Dans le quartier en question, souvent décrit comme un véritable casse-tête pour les résidents, une guerre silencieuse s'est instaurée autour des places de stationnement gratuites. Les habitants ne se laissent pas faire et mettent en œuvre des stratagèmes astucieux pour garder leurs emplacements.
Comme le décrit Actu, la concurrence entre riverains et automobilistes, souvent d'autres travailleurs séduits par la gratuité du stationnement, est quotidienne. Malgré les inconvénients, les résidents optent pour des solutions artisanales pour garder une voie dégagée devant leur domicile.
Des poubelles, des plots de signalisation ou même des remorques abandonnées sont autant de stratégies utilisées pour occuper providentielles places lorsque les propriétaires s'absentent. Certes un peu cavalières, ces méthodes visent à empêcher de devoir se garer « illégalement » sur des trottoirs ou dans des espaces verts, afin d’éviter une amende sans équivoque.
Des salariés qui abandonnent leur voiture et optent pour le vélo
La problématique du stationnement, qui se renforce au fil des ans, semble particulièrement marquée dans les zones adjacentes au Parlement européen et à l'immeuble d'Arte. Guy, un résident présent depuis 25 ans, affirme que de nombreuses personnes profitent de la gratuité pour laisser leurs véhicules, préférant partir travailler à vélo.

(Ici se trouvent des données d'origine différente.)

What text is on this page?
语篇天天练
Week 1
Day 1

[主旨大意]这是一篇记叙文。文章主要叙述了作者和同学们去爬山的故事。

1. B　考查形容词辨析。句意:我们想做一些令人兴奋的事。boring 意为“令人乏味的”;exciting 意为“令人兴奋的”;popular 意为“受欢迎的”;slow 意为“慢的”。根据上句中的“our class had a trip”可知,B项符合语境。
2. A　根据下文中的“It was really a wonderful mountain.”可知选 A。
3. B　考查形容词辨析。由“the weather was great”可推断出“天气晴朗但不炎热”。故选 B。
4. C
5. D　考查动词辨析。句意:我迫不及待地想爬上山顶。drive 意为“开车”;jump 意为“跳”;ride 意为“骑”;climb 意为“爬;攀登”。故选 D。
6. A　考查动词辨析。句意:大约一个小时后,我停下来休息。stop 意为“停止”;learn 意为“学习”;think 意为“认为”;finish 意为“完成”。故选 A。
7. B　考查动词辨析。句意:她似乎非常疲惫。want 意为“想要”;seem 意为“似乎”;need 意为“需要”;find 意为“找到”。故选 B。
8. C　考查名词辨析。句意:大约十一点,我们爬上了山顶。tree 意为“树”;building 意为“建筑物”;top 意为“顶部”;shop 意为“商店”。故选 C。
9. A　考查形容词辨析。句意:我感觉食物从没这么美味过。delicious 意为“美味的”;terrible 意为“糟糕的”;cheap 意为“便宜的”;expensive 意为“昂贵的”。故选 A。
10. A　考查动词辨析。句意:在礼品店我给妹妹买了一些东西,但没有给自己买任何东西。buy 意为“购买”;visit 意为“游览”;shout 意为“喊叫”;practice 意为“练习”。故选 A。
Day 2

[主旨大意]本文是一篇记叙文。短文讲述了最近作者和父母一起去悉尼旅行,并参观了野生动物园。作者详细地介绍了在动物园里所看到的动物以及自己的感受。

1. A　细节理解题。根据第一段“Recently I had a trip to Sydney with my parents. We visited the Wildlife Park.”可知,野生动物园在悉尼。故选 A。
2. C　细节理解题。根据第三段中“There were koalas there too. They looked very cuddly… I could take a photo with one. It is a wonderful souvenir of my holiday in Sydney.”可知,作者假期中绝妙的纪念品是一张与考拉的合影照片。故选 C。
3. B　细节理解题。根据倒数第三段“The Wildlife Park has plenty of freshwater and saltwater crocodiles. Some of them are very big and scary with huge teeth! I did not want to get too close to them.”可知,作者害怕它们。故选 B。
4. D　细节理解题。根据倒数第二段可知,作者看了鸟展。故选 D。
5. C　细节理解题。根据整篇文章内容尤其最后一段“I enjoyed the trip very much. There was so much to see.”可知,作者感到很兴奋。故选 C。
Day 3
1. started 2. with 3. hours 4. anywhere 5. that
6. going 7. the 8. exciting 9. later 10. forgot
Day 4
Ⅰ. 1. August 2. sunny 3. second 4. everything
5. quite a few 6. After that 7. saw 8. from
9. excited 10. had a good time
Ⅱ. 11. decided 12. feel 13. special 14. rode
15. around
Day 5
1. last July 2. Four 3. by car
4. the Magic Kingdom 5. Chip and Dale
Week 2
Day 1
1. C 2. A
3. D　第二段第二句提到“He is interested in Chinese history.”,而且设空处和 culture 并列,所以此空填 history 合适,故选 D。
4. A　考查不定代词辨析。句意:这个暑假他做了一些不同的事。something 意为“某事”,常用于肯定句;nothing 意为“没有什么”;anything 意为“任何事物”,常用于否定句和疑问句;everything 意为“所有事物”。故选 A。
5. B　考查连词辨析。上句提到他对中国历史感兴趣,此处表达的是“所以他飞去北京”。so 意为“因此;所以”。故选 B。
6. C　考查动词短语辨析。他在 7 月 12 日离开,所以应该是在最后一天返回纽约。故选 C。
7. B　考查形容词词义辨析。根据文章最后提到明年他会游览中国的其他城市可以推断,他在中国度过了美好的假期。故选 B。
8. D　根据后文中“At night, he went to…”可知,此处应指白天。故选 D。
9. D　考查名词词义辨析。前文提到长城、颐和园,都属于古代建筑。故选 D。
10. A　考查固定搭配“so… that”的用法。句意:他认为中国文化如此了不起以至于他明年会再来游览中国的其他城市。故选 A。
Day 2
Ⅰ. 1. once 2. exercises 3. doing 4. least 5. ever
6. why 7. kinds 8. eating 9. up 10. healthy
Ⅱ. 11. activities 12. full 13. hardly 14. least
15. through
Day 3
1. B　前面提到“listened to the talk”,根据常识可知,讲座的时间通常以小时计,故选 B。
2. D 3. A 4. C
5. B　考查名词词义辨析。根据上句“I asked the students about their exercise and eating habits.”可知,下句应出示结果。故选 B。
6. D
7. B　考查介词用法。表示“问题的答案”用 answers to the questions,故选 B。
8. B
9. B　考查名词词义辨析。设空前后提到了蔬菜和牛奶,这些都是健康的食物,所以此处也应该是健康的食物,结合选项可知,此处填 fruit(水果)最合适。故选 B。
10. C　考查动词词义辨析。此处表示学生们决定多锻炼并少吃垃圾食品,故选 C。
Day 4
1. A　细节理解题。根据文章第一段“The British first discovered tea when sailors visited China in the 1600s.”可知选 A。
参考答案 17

Jean-Jacques, un autre habitant de la région depuis plus de cinq décennies, fait également référence à ces voitures « ventouses », qui appartiennent souvent à des travailleurs des bureaux alentour, notamment ceux du quartier du Wacken.
Melanie, pour sa part, témoigne d'une voiture immatriculée en Allemagne garée devant chez elle depuis deux semaines. Elle relate des situations où des usagers utilisent ce secteur comme un stationnement de longue durée, profitant ensuite des navettes pour rejoindre les aéroports de Strasbourg ou même de Francfort, comme le rapporte Actu Strasbourg.
De son côté, la municipalité de Strasbourg reconnaît les enjeux auxquels les citoyens sont confrontés. Pierre Ozenne, élu en charge des questions de stationnement, admet que les résidents font face à des désagréments liés à des événements au Rhénus ou au Parlement européen. Un projet d'aménagement, qui inclurait des marquages au sol et l’introduction de places en zone bleue près d’une école maternelle, est en cours de planification, avec l’espoir d’y voir aboutir cet été. Pierre Ozenne indique également qu'un débat pourrait avoir lieu autour du stationnement payant, seulement si la communauté locale exprime un soutien.
Voitures "ventouses" : ce que dit la loi
Selon l’article R.417-12 du Code de la route, un véhicule laissé plus de sept jours consécutifs au même emplacement sur la voie publique enfreint la loi. Les municipalités peuvent cependant définir des délais plus courts, parfois de 24 à 48 heures. L’amende prévue s’élève à 35 euros (une contravention de 2e classe), et le véhicule peut être mis en fourrière en cas de refus du propriétaire. Notons que ces règles ne s’appliquent pas dans les parkings privés ou pour les épaves, qui sont régis par un autre cadre juridique.